第30怪 獲得魔術、水刹の性能分析実験

 真っ白となって微動だにしないソフィアたちを尻目に、僕は的の練習場まで移動し、獲得した水刹すいさつの性能分析実験を開始した。

 試しに水刹すいさつをイメージして魔力を込めると水が空中に出現し、その水を細く針のようにして高速で回転させて近くの的へと高速で伸ばす。

 ――プシュン!


 的は貫かれる。間髪入れずに、細く高速回転している水を左右上下に動かすと、的がバラバラとなって地面へ落下する。

ふむ、中々使える能力ではないか!

 水を僕が認識した場所に出現させて、自在に操ることができる。

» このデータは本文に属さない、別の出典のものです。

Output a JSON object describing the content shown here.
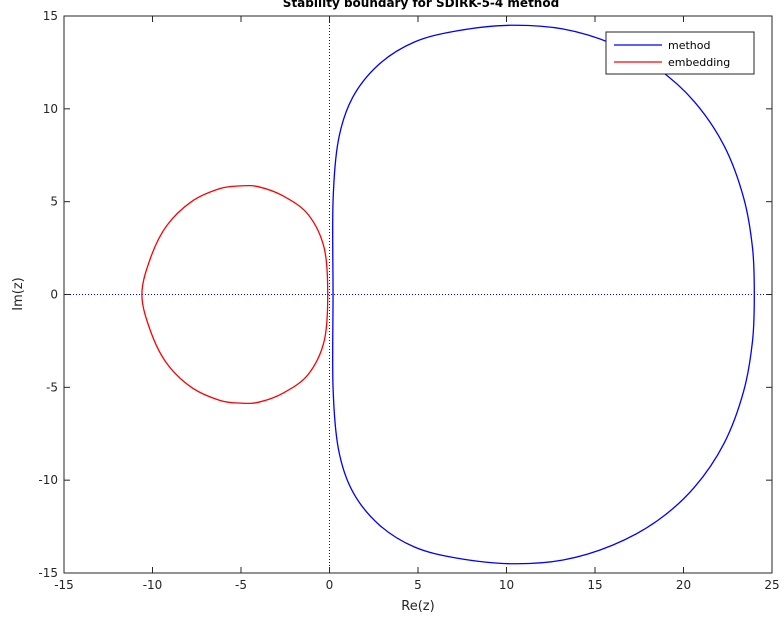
{
  "chart_data": {
    "type": "line",
    "title": "Stability boundary for SDIRK-5-4 method",
    "xlabel": "Re(z)",
    "ylabel": "Im(z)",
    "xlim": [
      -15,
      25
    ],
    "ylim": [
      -15,
      15
    ],
    "xticks": [
      -15,
      -10,
      -5,
      0,
      5,
      10,
      15,
      20,
      25
    ],
    "yticks": [
      -15,
      -10,
      -5,
      0,
      5,
      10,
      15
    ],
    "grid": false,
    "reference_lines": {
      "x": 0,
      "y": 0,
      "style": "dotted",
      "color": "#0000ff"
    },
    "legend": {
      "position": "top-right"
    },
    "series": [
      {
        "name": "method",
        "color": "#0000ff",
        "x": [
          0.2,
          0.2,
          0.5,
          1.3,
          2.8,
          4.8,
          7.2,
          10.2,
          13.2,
          16.0,
          18.5,
          20.6,
          22.3,
          23.4,
          23.9,
          24.0,
          23.9,
          23.4,
          22.3,
          20.6,
          18.5,
          16.0,
          13.2,
          10.2,
          7.2,
          4.8,
          2.8,
          1.3,
          0.5,
          0.2,
          0.2
        ],
        "y": [
          0,
          5.0,
          8.3,
          10.6,
          12.4,
          13.6,
          14.2,
          14.5,
          14.3,
          13.5,
          12.2,
          10.4,
          8.0,
          5.2,
          2.5,
          0,
          -2.5,
          -5.2,
          -8.0,
          -10.4,
          -12.2,
          -13.5,
          -14.3,
          -14.5,
          -14.2,
          -13.6,
          -12.4,
          -10.6,
          -8.3,
          -5.0,
          0
        ]
      },
      {
        "name": "embedding",
        "color": "#ff0000",
        "x": [
          -0.1,
          -0.3,
          -1.2,
          -2.6,
          -4.0,
          -5.0,
          -6.2,
          -7.8,
          -9.2,
          -10.1,
          -10.6,
          -10.1,
          -9.2,
          -7.8,
          -6.2,
          -5.0,
          -4.0,
          -2.6,
          -1.2,
          -0.3,
          -0.1
        ],
        "y": [
          0,
          2.5,
          4.3,
          5.3,
          5.8,
          5.85,
          5.7,
          5.0,
          3.7,
          2.0,
          0,
          -2.0,
          -3.7,
          -5.0,
          -5.7,
          -5.85,
          -5.8,
          -5.3,
          -4.3,
          -2.5,
          0
        ]
      }
    ]
  }
}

その操作は僕の思考に左右されて、際限なく細くもできるし、回転させたり、圧力をかけたりすることもできる。さらに、水で空中に絵文字すら書くことができた。

 どうやら、これがこの水刹すいさつのマスタークラスだ。

念のため、鑑定で調査してみると、操る水に破魔や溶解の力、修復の力を加えることができるようだ。なお、この修復の力には毒や麻痺などの状態異常の回復も含まれる。

 引き続き、リブロースからいくつか魔術を放ってもらって同様な従属契約をしようかと思っていたが、途轍もなく身体が怠い。これは普段の私ならあり得ない事態。もしかしたら、あのときもロトと契約をしたから、この身体のエージという青年に変わってしまったのかもしれない。

 少なくとも今日はもう打ち止めと考えていいだろう。いや、無理をすればやれない事はないが、すぐに意識を失うことを覚悟しなければならなくなる。

「ア、アビス、さっきの巨大竜は?」

 私の水刹すいさつの実証実験が終わり、固い表情で問いかけてくるエミに、

「さっきのは、私の能力の一つだから気にしなくていい」

 お決まりの返答を口にする。

「気にしますわ! 今のは何なんですのっ!?」

 金髪縦ロールの女が、唾を飛ばしながらやかましく声を張り上げる。

「企業秘密だ。説明することはできない」

 そりゃあそうだ。なにせ、使用した僕にだってこの能力はよく分かっちゃいないんだからな。

「妾達と契約したのもその能力のせいかしら!?」

 ロトも彼女には珍しく難しい顔で質問をしてくる。

「そうだ、とだけ言っておこう」

 もう何を聞かれても一切話さぬと口を堅く閉ざしたとき、

「やはり、私の見立ては間違ってはいなかった! 貴方は、明らかに器が違う!」

 アルベルトが興奮に顔を上気させながら、浮かれたような声を張り上げる。

「そうかい。私は今ので少々疲れた。少し休みたいのだかが、構わないか?」

 まだ、『野狐やこ』からの情報がまだだ。ここで無理をして意識をあの何の力のない青年に渡すわけには断じていかない。

「もちろんでございます。リブロース、君も異存はないな?」

「は、はいぃーー!」

 僕の前にきてしゃがみ込んで両手組んで拝んでくるリブロース。

「彼はどうしたんだ?」

 号泣しながら僕に祈りの言葉を早口で捲し立てているんだ。内心を独白すると、彼のあまりの異様さにドン引きしていた。

「さっきのアレをみれば魔導士なら、誰もがそうなりますわ」

 金髪縦ロールの女がそんな冗談を言ってくる。

「んなわけあるかよ」

 とはいったものの、こいつらの驚きの理由もなんとなく推測はつく。なにせ、メフィスト・フェレスから受け継いだ魔導書は魔術の根幹をなす部分について、誤って記載されていた。

 系統魔術の詠唱による発動は、その根拠となる異界の生物の力を借りて実施している。この法則を知らないで、漫然と呪文を詠唱したり、纏った魔力を変質させたりすることが魔術の発動の仕方だと考えてでもいるんだろう。それなら、さっき僕がやったことは彼らにとっては異常極まりない事態だろうよ。ま、魔術の真理を教えるほど僕は優しくもなければ、お人よしでもない。このままスルーするつもりなわけだが。

「アビス様、どうぞ、精一杯のおもてなしをさせていただきます」

「いや、結構だ。少し休めれば十分――」

「それでは、ご案内いたします」

 アルベルトは全く、僕の返答など聞く耳すら持たずに歩き出す。随分に強引な事だ。

 しかし、事態が急を要する以上、今はこいつらともめるわけにはいかぬ。それに、リブロースに魔術を見せてもらった礼はせねばなるまい。元より、そういう約束だったしな。

 私も大きな溜息を吐くと、アルベルトの後についていく。